Introduction
This User Management policy is a sub-policy of the Information Security policy and the Starters, Movers and Leavers policy and sets out the requirements for the effective management of user accounts and access rights. This management is essential to ensure that access to Bitz ‘n’ PC’z Ltd’s data and information systems is restricted to authorised users.
Scope
This policy applies to all employees and sub-contractors of Bitz ‘n’ PC’z Ltd.
Authorisation to Manage
The management of user accounts and privileges is restricted to suitably trained and authorised members of staff.
Account and Privilege Management
Accounts will only be issued to individual users that are eligible for an account and whose identity has been verified.
When an account is created, a unique username will be assigned to the individual user for their individual use. This username may not be assigned to any other person at any time.
On issue of account credentials, users must be informed of the requirement to comply with Bitz ‘n’ PC’z Ltd’s Information Security policies.
Access rights granted to users will be restricted to the minimum required in order for them to fulfil their roles.
Procedures shall be established for all information systems to ensure that users’ access rights are adjusted appropriately and in a timely manner to reflect any changes in a user’s circumstances (for example when a member of staff changes their role or a member of staff leaves).

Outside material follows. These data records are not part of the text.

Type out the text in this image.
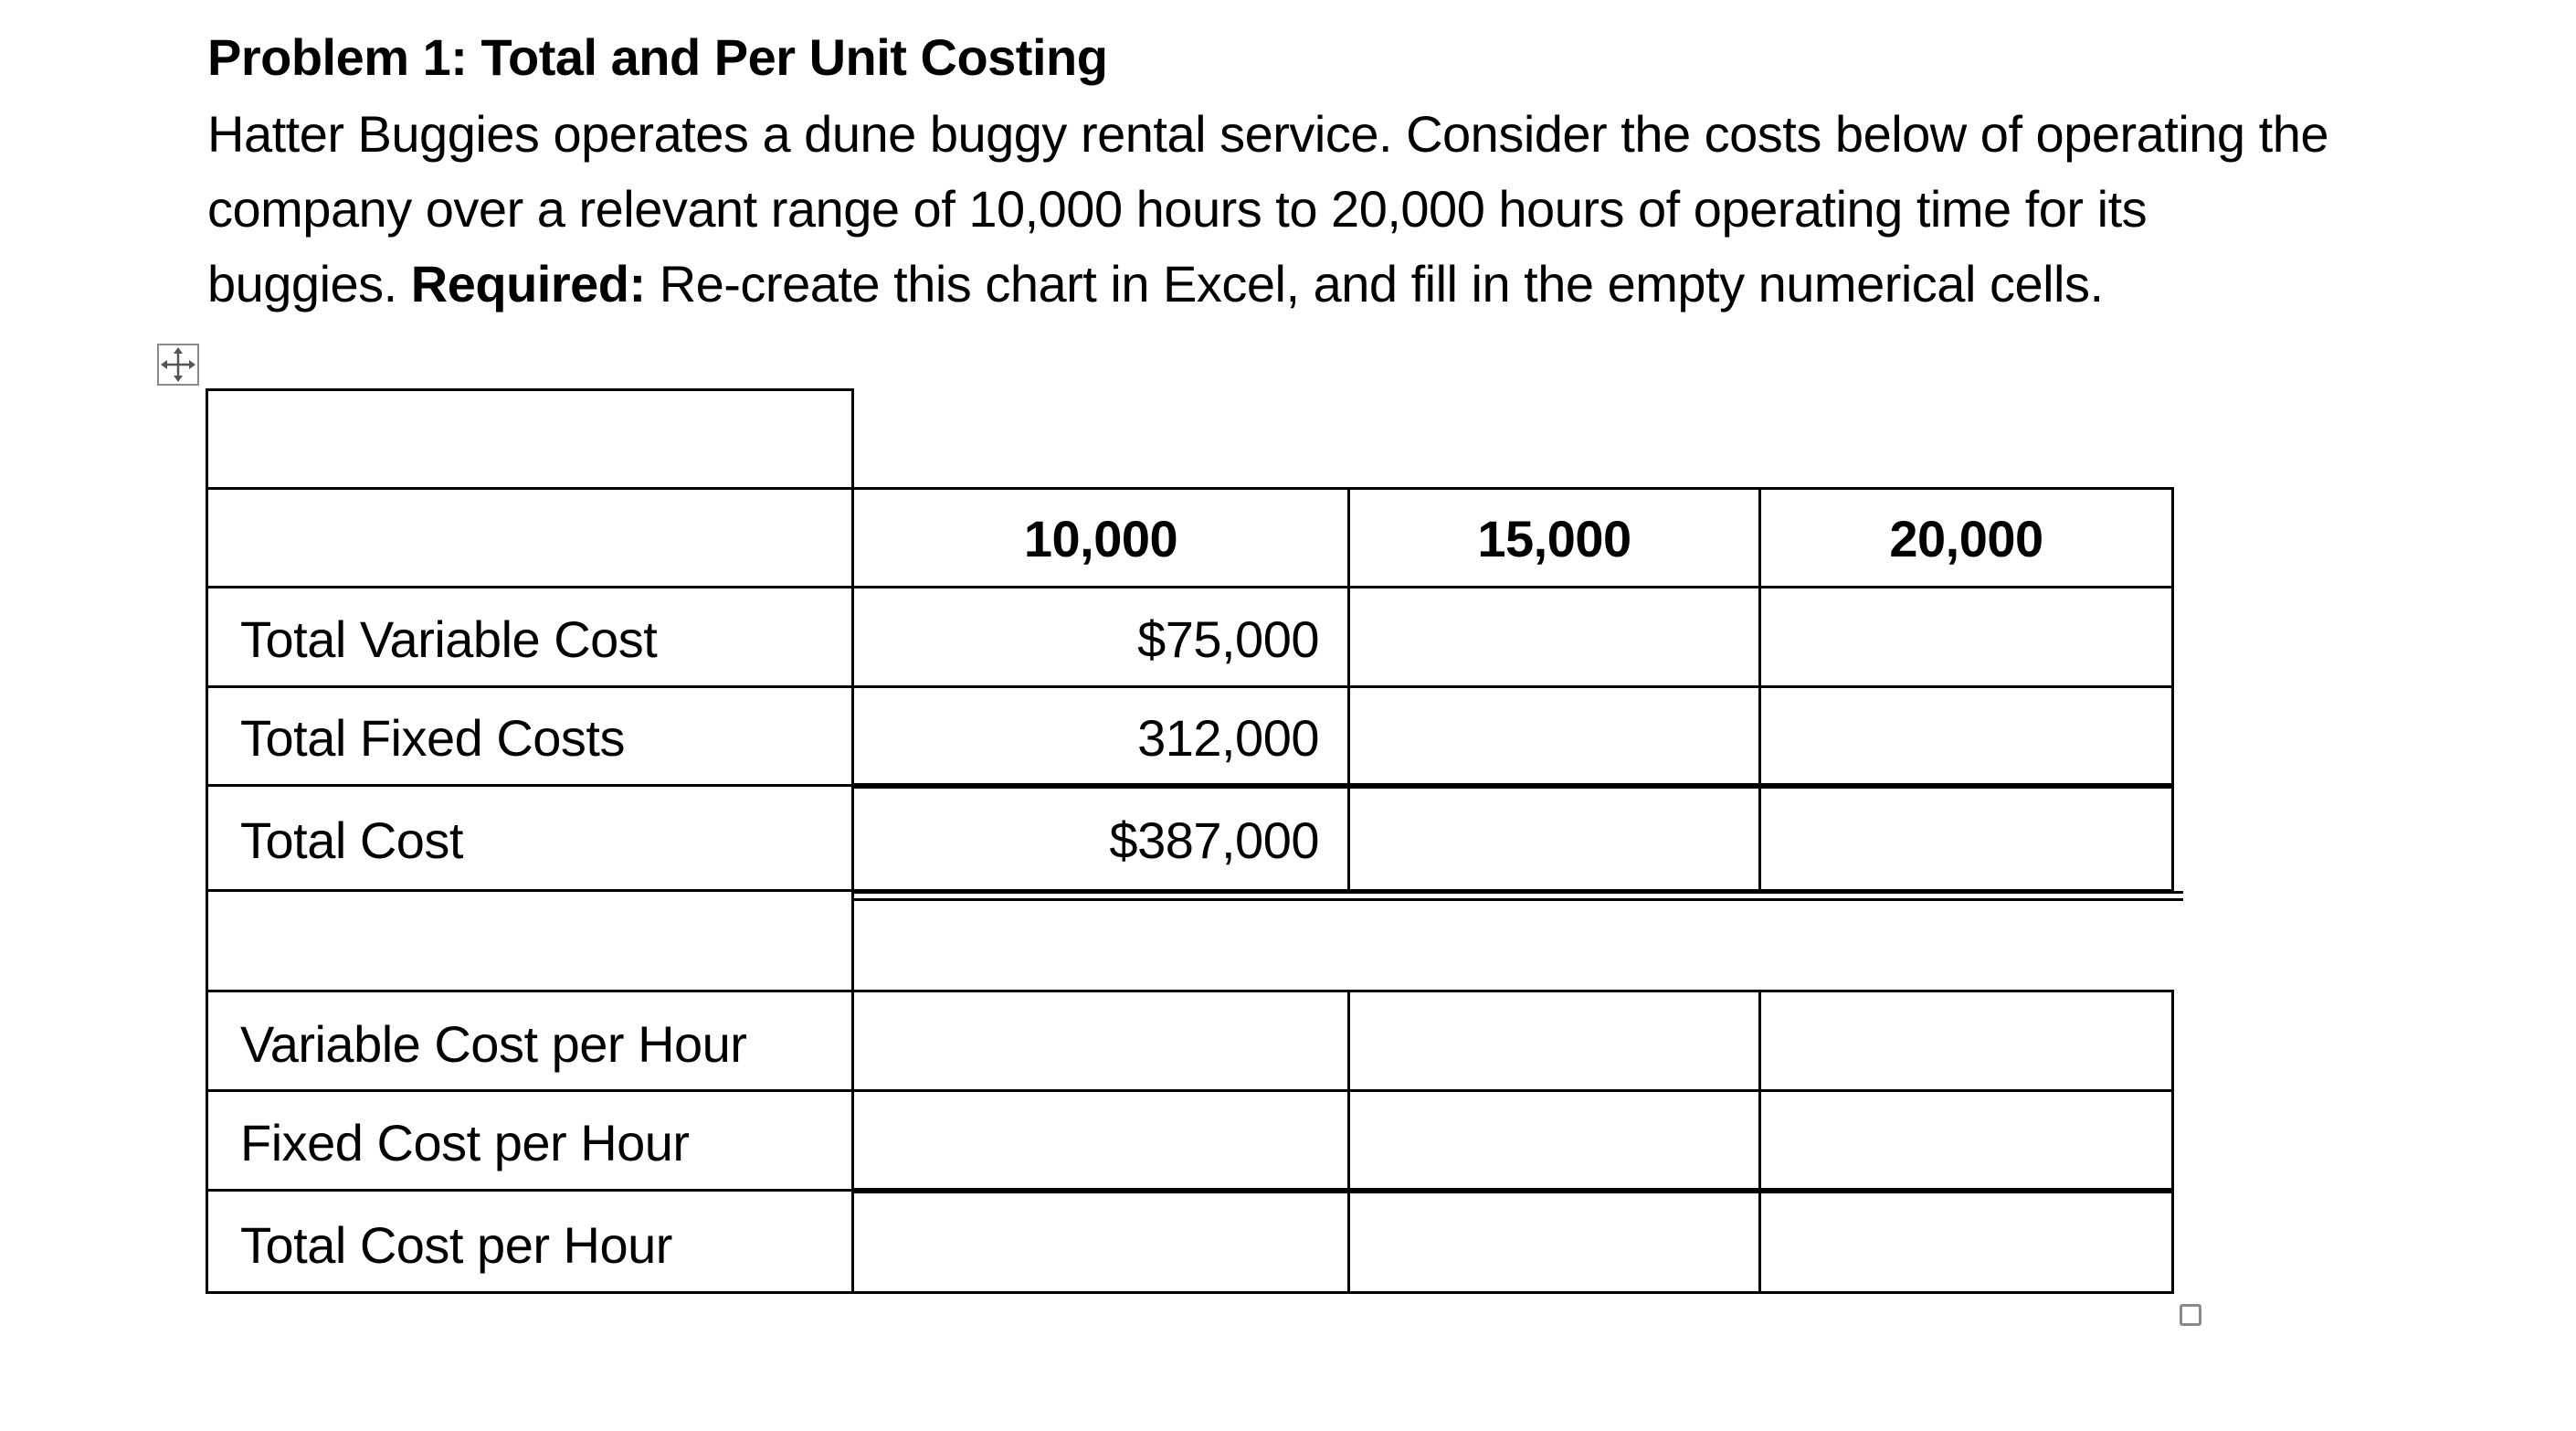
Problem 1: Total and Per Unit Costing
Hatter Buggies operates a dune buggy rental service. Consider the costs below of operating the
company over a relevant range of 10,000 hours to 20,000 hours of operating time for its
buggies. Required: Re-create this chart in Excel, and fill in the empty numerical cells.
10,000	15,000	20,000
Total Variable Cost
Total Fixed Costs
Total Cost
$75,000
312,000
$387,000
Variable Cost per Hour
Fixed Cost per Hour
Total Cost per Hour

Administrator/Special Access
Privileged or administrative accounts are accounts used for the administration of information systems and are distinct from user accounts. These accounts must only be used by system administrators when undertaking specific tasks that require special privileges.
In the case where a system has only one administrator, a breakglass procedure exists so that someone other than the administrator can gain access to the administrator account in an emergency situation.
System administrators must use their standard user account at all other times.
Periodic audits of privileged accounts must be conducted in addition to the regular maintenance of accounts (and not only when members join, move or leave).
User Onboarding
As part of the account provisioning process, the user may need to be informed of an initial, temporary password. This password must be communicated to the user in a secure way and must be changed by the user immediately. This change should be enforced automatically wherever possible.
All employees and sub-contractors must sign the Information Security Policy Acknowledgement before access is granted to an account or information resource.
Account Closure and Removal of Access
When leaving employment, access to Bitz ‘n’ PC’z Ltd’s systems will terminate on the employment end date.
Multi-Factor Authentication
Users may be asked to present additional evidence as well as their password to authenticate themselves to Bitz ‘n’ PC’z Ltd’s systems. This is referred to as Multi-Factor Authentication (MFA).
Additional evidence requested would likely be in the form of either a one-time code sent to a phone or authenticator app or a hardware token.
Information given to the Bitz ‘n’ PC’z Ltd for MFA will be stored securely and only used for authentication purposes.
All user accounts, including administrative or highly privileged accounts, must have Multi-Factor Authentication enabled where available.